RIVER (Caro_Carito)
Atrabilaire
Je rêve ; ils m’ont traitée d’atrabilaire. J’ai le choix : ouvrir le dictionnaire du grand-père qui trône dans la bibliothèque familiale, fouiner sur wiki ou aller voir un psy. J’avais pourtant cru que le repas de famille, à défaut de bien se passer, ne se révélerait pas anxiogène. Au final, il a fallu qu’ils posent sur la table leurs biles et leurs angoisses.
Atrabilaire
Je pense à ce mec dans cette série, River, celui qui parle avec les morts ; il se sentait différent, limite zombique. Moi c’est pareil. Atrabilaire… Je leur en ficherai. Sale bande de cruciverbistes amateurs de scrabble.
Atrabilaire
Je pique le Côte-rôtie avant que la Bérangère le boive jusqu’à la lie. Je me damnerai pour son bouquet, pour sa jambe, pour son goût qui tient en bouche et son retour. Je gémirais de plaisir s’il y n’avait pas cette tablée de sots dont la complaisance tient lieu d’intelligence.
Atrabilaire
On ne m’y reprendra plus. J’ai pris la tangente avec une part d’un brie qui vaut des épousailles et le Pomerol. Sacré ce pinard. Et un verre en cristal, il faut bien ça. Je gare la bagnole quelque part entre Luynes et Cinq-Mars-la-Pile. Je voyage toujours avec un couteau avec tire-bouchon alors je peux déguster, pour de vrai. Je m’enivre d’un coup en pensant à Baudelaire et tous les autres, les Carver, Baudelaire, Goffette, Neruda, Lorca, Verhaeren, Jaccottet ou bien la Chedid. Et leurs frères… Je m’enivre de vin et de poésie.

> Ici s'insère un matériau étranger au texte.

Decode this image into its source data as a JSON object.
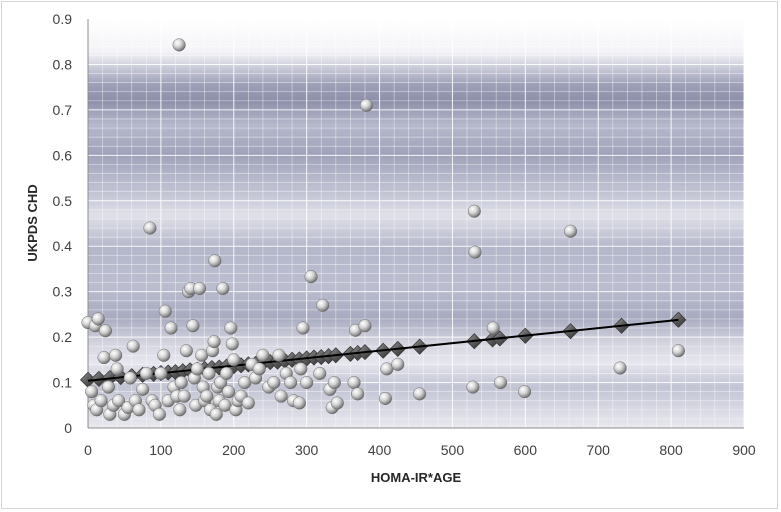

Et puis là, à la marge, je regarde le ciel, détrempé comme une aquarelle sombre. Un mélange de nuées et de lumière… atrabilaires. Je repense encore à ce mec, dans River, et je me dis que l’on parle toujours avec ceux que l’on invente, et il vaut mieux l’esprit d’un Morgon que celui d’un bileux de surface.